Rising interest rates bruised equity valuations and venture capital performance in 2022 and at the beginning of this year, but the venture market is finally showing signs of a turnaround. After five consecutive quarters of negative performance, venture capital funds delivered a return of 0.2 percent in the second quarter this year, according to a report by BlackRock’s eFront, which calculated the return using the cash flow information of 2,431 VC funds on a net-of-fee basis. Out of those funds, there was a mix of early-stage (1,145), balanced (351), and late-stage (935) firms.
But “it would be a bit facetious to declare that the first half of 2023 produced a venture market that many did not see coming. VC continues to experience doldrums that accompany a post-exuberance hangover,” PitchBook analysts wrote in a midyear update to their 2023 report on venture capital.
“Still, venture [capital] continues forward at a faster pace than pre-COVID-19, but within a narrative of gloom. Seed-stage pre-money valuations are just as high as in 2021; the Unicorn Index has not yet turned negative; and megadeals are still happening, though at a muted pace. Deal counts and deal values have only now fallen below the long-term trendline, thus suggesting that there may not be much further to fall,” according to PitchBook’s report.
Fundraising for venture firms (like it has for private equity and other asset classes) has been tough sledding. In the third quarter of 2023, 178 VC funds closed that raised an aggregate of $16.5 billion, the lowest quarterly total since 2015, according to the third-quarter venture capital report of Preqin, another private markets data firm.

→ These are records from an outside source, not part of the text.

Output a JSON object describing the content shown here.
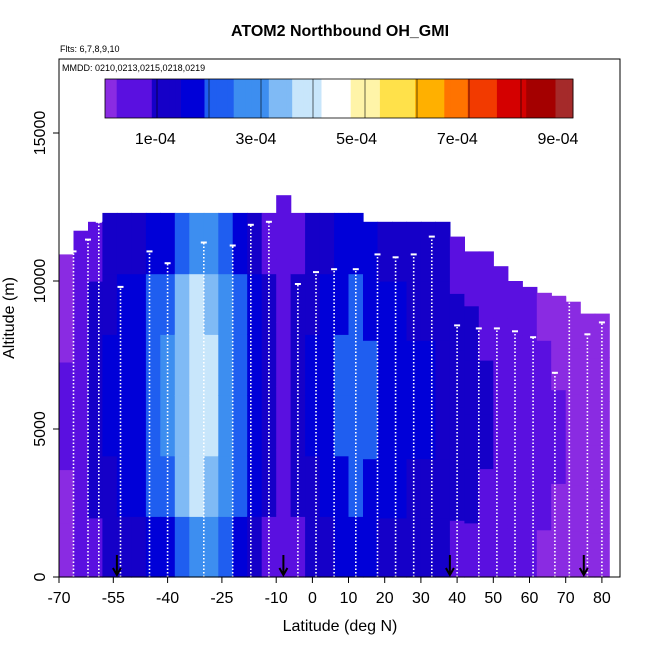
{
  "chart_data": {
    "type": "heatmap",
    "title": "ATOM2 Northbound OH_GMI",
    "subtitle_flights": "Flts: 6,7,8,9,10",
    "subtitle_dates": "MMDD: 0210,0213,0215,0218,0219",
    "xlabel": "Latitude (deg N)",
    "ylabel": "Altitude (m)",
    "xlim": [
      -70,
      85
    ],
    "ylim": [
      0,
      17500
    ],
    "x_ticks": [
      -70,
      -55,
      -40,
      -25,
      -10,
      0,
      10,
      20,
      30,
      40,
      50,
      60,
      70,
      80
    ],
    "x_tick_labels": [
      "-70",
      "-55",
      "-40",
      "-25",
      "-10",
      "0",
      "10",
      "20",
      "30",
      "40",
      "50",
      "60",
      "70",
      "80"
    ],
    "y_ticks": [
      0,
      5000,
      10000,
      15000
    ],
    "y_tick_labels": [
      "0",
      "5000",
      "10000",
      "15000"
    ],
    "colorbar": {
      "min": 0,
      "max": 0.00093,
      "colors": [
        "#8a2be2",
        "#5a10e0",
        "#1500c8",
        "#0000d8",
        "#1f5ef0",
        "#3d8ef0",
        "#7fbaf5",
        "#c8e6fb",
        "#ffffff",
        "#fff4a8",
        "#ffe14a",
        "#ffb000",
        "#ff7300",
        "#f23a00",
        "#d40000",
        "#a40000",
        "#a52a2a"
      ],
      "tick_values": [
        0.0001,
        0.0003,
        0.0005,
        0.0007,
        0.0009
      ],
      "tick_labels": [
        "1e-04",
        "3e-04",
        "5e-04",
        "7e-04",
        "9e-04"
      ]
    },
    "arrow_latitudes": [
      -54,
      -8,
      38,
      75
    ],
    "series": [
      {
        "values": [
          {
            "lat": -68,
            "top": 10900,
            "v": 3e-05
          },
          {
            "lat": -64,
            "top": 11700,
            "v": 8e-05
          },
          {
            "lat": -60,
            "top": 12000,
            "v": 0.00012
          },
          {
            "lat": -56,
            "top": 12300,
            "v": 0.00016
          },
          {
            "lat": -52,
            "top": 12300,
            "v": 0.00018
          },
          {
            "lat": -48,
            "top": 12300,
            "v": 0.0002
          },
          {
            "lat": -44,
            "top": 12300,
            "v": 0.00024
          },
          {
            "lat": -40,
            "top": 12300,
            "v": 0.0003
          },
          {
            "lat": -36,
            "top": 12300,
            "v": 0.00038
          },
          {
            "lat": -32,
            "top": 12300,
            "v": 0.00044
          },
          {
            "lat": -28,
            "top": 12300,
            "v": 0.0004
          },
          {
            "lat": -24,
            "top": 12300,
            "v": 0.00032
          },
          {
            "lat": -20,
            "top": 12300,
            "v": 0.00024
          },
          {
            "lat": -16,
            "top": 12300,
            "v": 0.00018
          },
          {
            "lat": -12,
            "top": 12300,
            "v": 0.00012
          },
          {
            "lat": -8,
            "top": 12900,
            "v": 8e-05
          },
          {
            "lat": -4,
            "top": 12300,
            "v": 0.00012
          },
          {
            "lat": 0,
            "top": 12300,
            "v": 0.00016
          },
          {
            "lat": 4,
            "top": 12300,
            "v": 0.0002
          },
          {
            "lat": 8,
            "top": 12300,
            "v": 0.00022
          },
          {
            "lat": 12,
            "top": 12300,
            "v": 0.00024
          },
          {
            "lat": 16,
            "top": 12000,
            "v": 0.00022
          },
          {
            "lat": 20,
            "top": 12000,
            "v": 0.0002
          },
          {
            "lat": 24,
            "top": 12000,
            "v": 0.00018
          },
          {
            "lat": 28,
            "top": 12000,
            "v": 0.00016
          },
          {
            "lat": 32,
            "top": 12000,
            "v": 0.00015
          },
          {
            "lat": 36,
            "top": 12000,
            "v": 0.00014
          },
          {
            "lat": 40,
            "top": 11500,
            "v": 0.00012
          },
          {
            "lat": 44,
            "top": 11000,
            "v": 0.00011
          },
          {
            "lat": 48,
            "top": 11000,
            "v": 0.0001
          },
          {
            "lat": 52,
            "top": 10500,
            "v": 8e-05
          },
          {
            "lat": 56,
            "top": 10000,
            "v": 6e-05
          },
          {
            "lat": 60,
            "top": 9800,
            "v": 5e-05
          },
          {
            "lat": 64,
            "top": 9600,
            "v": 4e-05
          },
          {
            "lat": 68,
            "top": 9500,
            "v": 3e-05
          },
          {
            "lat": 72,
            "top": 9300,
            "v": 2e-05
          },
          {
            "lat": 76,
            "top": 8900,
            "v": 2e-05
          },
          {
            "lat": 80,
            "top": 8900,
            "v": 1e-05
          }
        ]
      }
    ],
    "flight_track_profiles": [
      {
        "lat": -66,
        "top": 11000
      },
      {
        "lat": -62,
        "top": 11400
      },
      {
        "lat": -59,
        "top": 12000
      },
      {
        "lat": -53,
        "top": 9800
      },
      {
        "lat": -45,
        "top": 11000
      },
      {
        "lat": -40,
        "top": 10600
      },
      {
        "lat": -30,
        "top": 11300
      },
      {
        "lat": -22,
        "top": 11200
      },
      {
        "lat": -17,
        "top": 11900
      },
      {
        "lat": -12,
        "top": 12000
      },
      {
        "lat": -4,
        "top": 9900
      },
      {
        "lat": 1,
        "top": 10300
      },
      {
        "lat": 6,
        "top": 10400
      },
      {
        "lat": 12,
        "top": 10400
      },
      {
        "lat": 18,
        "top": 10900
      },
      {
        "lat": 23,
        "top": 10800
      },
      {
        "lat": 28,
        "top": 10900
      },
      {
        "lat": 33,
        "top": 11500
      },
      {
        "lat": 40,
        "top": 8500
      },
      {
        "lat": 46,
        "top": 8400
      },
      {
        "lat": 51,
        "top": 8400
      },
      {
        "lat": 56,
        "top": 8300
      },
      {
        "lat": 61,
        "top": 8100
      },
      {
        "lat": 67,
        "top": 6900
      },
      {
        "lat": 71,
        "top": 9500
      },
      {
        "lat": 76,
        "top": 8200
      },
      {
        "lat": 80,
        "top": 8600
      }
    ]
  }
}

Venture firms and their investors are likely not happy about that performance — although effectively breaking even is better than negative returns and other assets didn’t do much better. Private markets as a whole are on an upward trajectory in terms of performance, achieving their third consecutive positive quarter. Second-quarter data indicated quarterly growth of 1.3 percent, “reflecting a marginal moderation in the pace of recovery and expansion within the private market sector,” according to eFront.
Out of all the asset classes tracked, the global leveraged buyout market had the best resurgence in the last three quarters, with a growth rate of 2.1 percent in the second quarter.
The variation between private market fund performance also narrowed between the fourth quarter of 2022 and the second quarter of 2023. The internal rate of return gap between funds in the best quartile and those in the worst quartile decreased from 14.9 percent to 13.6 percent during the second quarter.